LONDON, United Kingdom |(AFP) - Tiger Roll has been called both a "little rat" and "lion-hearted" but the latter quality will be needed if he is to emulate the legendary Red Rum and win back to back Grand Nationals on Saturday (April 6, 2019).
Davy Russell will once again be in the saddle -- trainer Gordon Elliott contributes an astonishing 13 of the 40 runners -- and is a hot favourite to become the first horse since Red Rum in 1973/74 to win the world's greatest steeplechase on successive occasions.
The annihilation of a classy field in the Cross Country race at Cheltenham last month suggested it will take a monumental performance to prevent him from doing so.
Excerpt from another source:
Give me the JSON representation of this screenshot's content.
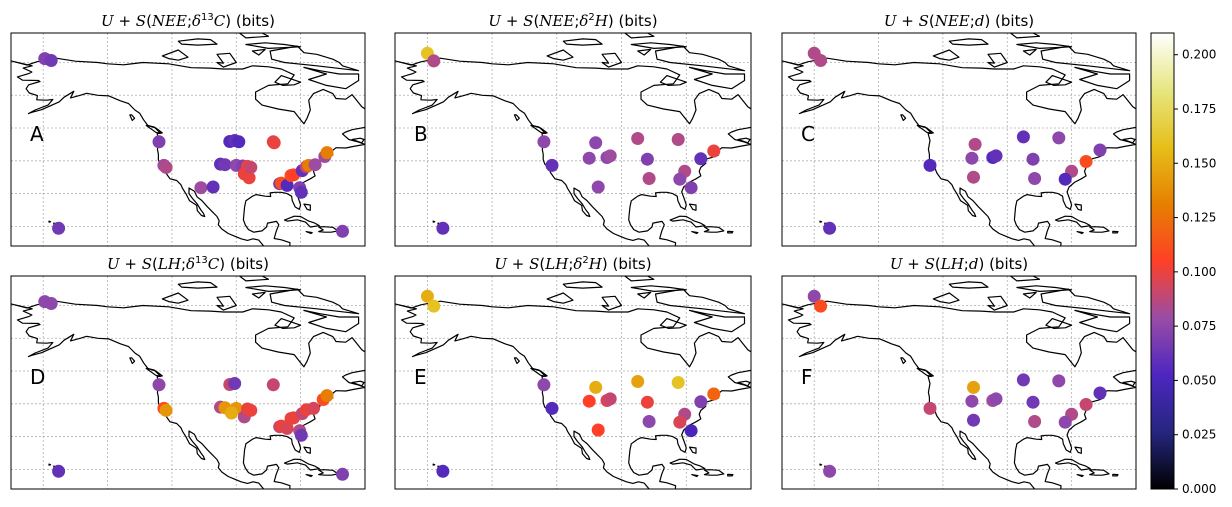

Russell credited Tiger Roll for being lion-hearted -- his owner the never shy Michael O'Leary responsible for labelling him a "little rat of a thing" -- but the 39-year-old jockey has sent out mixed signals as to whether he can pull off the feat.
"We all know that it is virtually impossible," said Russell.
"You need an extraordinary horse to do that."
However, he added a caveat.
"He is probably the type of horse who could because he does not over-exert himself through the season."
Nevertheless, even if he does cross the line in front those who grew up on the Red Rum legend -- such as Donald McCain the son of 'Rummie's' trainer Ginger -- will not be mentioning him in the same breath.
"I think Tiger Roll has a great chance of winning another National," said McCain, who trained a National winner himself in Ballabriggs in 2011.
"But in regards of emulating Red Rum, and I know I'm a little bit biased, that ship has sailed."
Tiger Roll will come across some familiar faces when they line-up at 1615 GMT on Saturday including Pleasant Company, the horse that rallied to almost deny him last year.
He is one of four runners from Elliott's great rival Willie Mullins's yard, with Rathvinden being the preferred pick of his number one jockey Ruby Walsh.
"He's a safe jumper who stays -- but he's won over shorter, so he's got pace," Walsh told Racing TV.
"He ticks a lot of boxes -- but you still need a lot of luck," added Walsh, whose second and last victory in the race was on Mullins's Hedgehunter in 2005.
Bless The Wings and Anibale Fly, third and fourth last year completing an Irish sweep of the podium, are also back but the former, doughty performer though he is, at 14 age is against him.
Anibale Fly carries top weight but comes into the race with an excellent second in the blue riband of jump racing the Cheltenham Gold Cup.
With Bryony Frost out of action with a broken collarbone hopes of a first win for a woman jockey lie with Lizzie Kelly on Tea For Two -- whose form has soured -- and top Irish rider Rachael Blackmore on outsider Valseur Lido who finished eighth last year.
The chances are more likely a woman trainer will be popping the champagne with Lucinda Russell hoping One For Arthur can repeat his heroics from 2017 although his form has not been eye-catching this term.
Sue Smith has also tasted National glory with Auroras Encore in 2013 and runs Vintage Clouds who would give former Blackpool Tower owner Trevor Hemmings a record fourth win in the race.
Irish training great Jessica Harrington has waited a long time and aged 72 fields her first ever runner in Magic Of Light but it is Wales-based Rebecca Curtis who could come out on top with last year's Scottish Grand National winner Joe Farrell.
He only just scraped into the field on Thursday but has been well backed.
"It would be some fairy-tale if he wins, having not been sure he was even going to get in," said Curtis.
The real fairy-tale, though, would be if either legendary trainer Nicky Henderson (Valtor) or champion jockey Richard Johnson (Rock The Kasbah is a record 21st ride for him) finally win the National.
"It would mean a heck of a lot," Henderson told AFP.